Dans leur déclaration du 26 août 2021, signée par Cheick Mohamed Cherif Koné, l’AMPP et le REFSYMA dénoncent des vices de procédures et expriment leur crainte de voir un « Gouvernement des juges » s’instaurer au Mali. A en croire les deux  organisations, ces arrestations laissent comprendre une instrumentation de la Cour suprême en vue de « fausser les règles du jeu démocratiques, en prévision des prochaines compétitions électorales, notamment la présidentielle ».

Les deux organisations judiciaires « souffrent de voir la Cour Suprême donner à l’opinion publique, le sentiment d’un organe instrumentalisé en mission commandée en fin d’une période transitoire, pour anéantir des candidats potentiels déclarés aux futures échéances électorales, lesquels seraient gênants ».  

Réunis en session extraordinaire, jeudi 26 août 2021, le Bureau politique de l’Alliance pour la solidarité au Mali (ASMA), parti de Soumeylou Boubeye Maïga, dénonce également des vices de procédure et un « acharnement politique » sur le président du parti.
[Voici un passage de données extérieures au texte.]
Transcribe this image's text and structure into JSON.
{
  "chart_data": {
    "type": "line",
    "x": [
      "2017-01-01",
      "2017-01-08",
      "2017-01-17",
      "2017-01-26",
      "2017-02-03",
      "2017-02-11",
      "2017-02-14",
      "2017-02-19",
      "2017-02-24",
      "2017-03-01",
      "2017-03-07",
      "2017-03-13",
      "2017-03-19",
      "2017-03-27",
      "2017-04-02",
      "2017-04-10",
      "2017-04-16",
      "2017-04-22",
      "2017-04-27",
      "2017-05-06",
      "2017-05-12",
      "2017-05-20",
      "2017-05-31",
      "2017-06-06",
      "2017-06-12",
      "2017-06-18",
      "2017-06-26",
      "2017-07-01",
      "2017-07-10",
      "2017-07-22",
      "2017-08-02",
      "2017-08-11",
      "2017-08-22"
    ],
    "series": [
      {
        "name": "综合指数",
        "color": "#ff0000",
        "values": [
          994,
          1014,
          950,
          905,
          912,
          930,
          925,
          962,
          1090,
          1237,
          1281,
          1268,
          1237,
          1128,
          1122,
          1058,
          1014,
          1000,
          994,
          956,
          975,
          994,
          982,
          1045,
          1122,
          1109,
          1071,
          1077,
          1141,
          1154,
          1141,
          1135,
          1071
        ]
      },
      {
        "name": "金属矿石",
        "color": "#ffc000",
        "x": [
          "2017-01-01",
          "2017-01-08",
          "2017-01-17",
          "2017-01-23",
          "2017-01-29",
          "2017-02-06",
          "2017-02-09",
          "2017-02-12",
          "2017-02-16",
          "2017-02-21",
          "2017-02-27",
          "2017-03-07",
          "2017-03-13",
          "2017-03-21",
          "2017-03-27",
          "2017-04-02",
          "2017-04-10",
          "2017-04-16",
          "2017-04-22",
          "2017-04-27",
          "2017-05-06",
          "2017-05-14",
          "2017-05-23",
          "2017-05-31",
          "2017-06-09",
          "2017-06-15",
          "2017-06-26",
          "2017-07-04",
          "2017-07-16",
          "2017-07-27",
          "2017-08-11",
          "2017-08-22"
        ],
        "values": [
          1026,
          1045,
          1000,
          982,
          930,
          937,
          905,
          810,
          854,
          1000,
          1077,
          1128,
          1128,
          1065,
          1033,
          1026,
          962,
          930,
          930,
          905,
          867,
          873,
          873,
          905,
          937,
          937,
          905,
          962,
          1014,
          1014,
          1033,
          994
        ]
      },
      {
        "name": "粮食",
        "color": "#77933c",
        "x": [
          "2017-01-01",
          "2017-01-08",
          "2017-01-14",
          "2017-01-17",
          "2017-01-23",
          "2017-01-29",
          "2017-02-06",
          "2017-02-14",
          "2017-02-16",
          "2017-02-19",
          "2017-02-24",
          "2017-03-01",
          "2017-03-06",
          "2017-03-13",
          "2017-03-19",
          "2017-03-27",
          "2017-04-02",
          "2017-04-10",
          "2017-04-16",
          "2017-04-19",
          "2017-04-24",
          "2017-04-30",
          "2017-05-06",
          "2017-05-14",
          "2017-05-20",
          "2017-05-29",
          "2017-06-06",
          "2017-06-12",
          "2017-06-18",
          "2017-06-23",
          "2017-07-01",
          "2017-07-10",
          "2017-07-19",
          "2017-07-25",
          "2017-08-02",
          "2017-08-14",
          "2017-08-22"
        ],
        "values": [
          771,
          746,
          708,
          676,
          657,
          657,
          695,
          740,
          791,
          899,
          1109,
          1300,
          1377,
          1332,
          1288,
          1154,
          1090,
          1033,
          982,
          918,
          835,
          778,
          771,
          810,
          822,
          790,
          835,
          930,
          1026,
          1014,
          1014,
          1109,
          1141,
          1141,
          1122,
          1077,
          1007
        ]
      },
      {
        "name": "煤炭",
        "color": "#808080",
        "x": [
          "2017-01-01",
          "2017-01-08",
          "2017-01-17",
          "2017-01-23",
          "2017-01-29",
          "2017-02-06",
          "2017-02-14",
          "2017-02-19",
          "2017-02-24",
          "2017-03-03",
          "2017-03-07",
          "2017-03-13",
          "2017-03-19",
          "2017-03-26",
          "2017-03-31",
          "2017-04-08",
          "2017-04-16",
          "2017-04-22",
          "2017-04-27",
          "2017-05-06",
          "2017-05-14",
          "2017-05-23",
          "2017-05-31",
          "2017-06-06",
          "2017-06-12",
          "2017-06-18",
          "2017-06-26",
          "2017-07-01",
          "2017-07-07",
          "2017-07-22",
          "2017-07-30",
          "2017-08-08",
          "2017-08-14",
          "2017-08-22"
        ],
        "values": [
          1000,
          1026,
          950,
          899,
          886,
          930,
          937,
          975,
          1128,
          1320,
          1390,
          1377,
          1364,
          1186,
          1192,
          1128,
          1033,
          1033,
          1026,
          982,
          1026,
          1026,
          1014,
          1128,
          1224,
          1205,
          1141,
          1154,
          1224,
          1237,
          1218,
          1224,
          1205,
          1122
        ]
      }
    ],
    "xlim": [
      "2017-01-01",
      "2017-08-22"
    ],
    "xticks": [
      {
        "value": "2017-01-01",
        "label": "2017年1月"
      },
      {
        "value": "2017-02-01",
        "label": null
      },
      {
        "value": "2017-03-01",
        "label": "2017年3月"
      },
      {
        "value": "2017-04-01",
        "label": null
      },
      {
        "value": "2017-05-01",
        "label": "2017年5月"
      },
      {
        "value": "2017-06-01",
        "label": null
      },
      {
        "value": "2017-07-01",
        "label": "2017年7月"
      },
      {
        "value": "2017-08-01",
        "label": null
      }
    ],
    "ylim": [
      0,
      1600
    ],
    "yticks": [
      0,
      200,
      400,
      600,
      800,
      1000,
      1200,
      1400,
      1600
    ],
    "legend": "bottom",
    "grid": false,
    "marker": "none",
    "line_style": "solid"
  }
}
Selon ASMA, cette arrestation de son président se justifierait par les sorties de l’ex-Premier ministre sur le respect du délai de la transition.

Nouvel ordonnancement judiciaire

L’Association malienne de lutte contre la corruption et la délinquance financière (AMLCDF) désapprouve l’appréciation de ces deux organisations. « Il est incongru qu’aujourd’hui des avocats des personnes poursuivies invoquent l’incompétence de juridiction de la Cour suprême alors même que la haute Cour de justice ne peut être mise en place », déplore l’AMLCDF dans un communiqué du 27 août 2021. À en croire ses précisions, « la haute Cour de justice n’a jamais obtenu la confiance des Maliens qui, à raison, l’assimile à une instance chargée d’enterrer les affaires sulfureuses touchant les dignitaires ».

Ces arrestations, à l’initiative de Mamoudou Timbo et ses collègues de la « nouvelle Cour suprême », sont un signe d’espoir pour l’AMLCDF. Pour celle-ci, ces hommes sont en train de rendre service au peuple malien en l’aidant à retrouver une partie de sa « dignité perdue face aux autres peuples ».

Dans le communiqué signé de son président Moussa Ousmane Touré, l’AMLCDF espère que les « assises sur la refondation en gestation permettront la mise en place d’un nouvel ordonnancement en matière de justice entre autres ».

Pour leur part, l’AMPP et le REFSYMA estiment que l’« intérêt du Peuple, la crédibilité de l’institution judiciaire, voire des autorités de Transition, commandent que les différents dossiers impliquant des personnalités justiciables de la seule Haute Cour de Justice, ayant fait l’objet d’une auto saisine irrégulière par la Cour Suprême, soient traités conformément au droit et aux règles de procédure en vigueur ».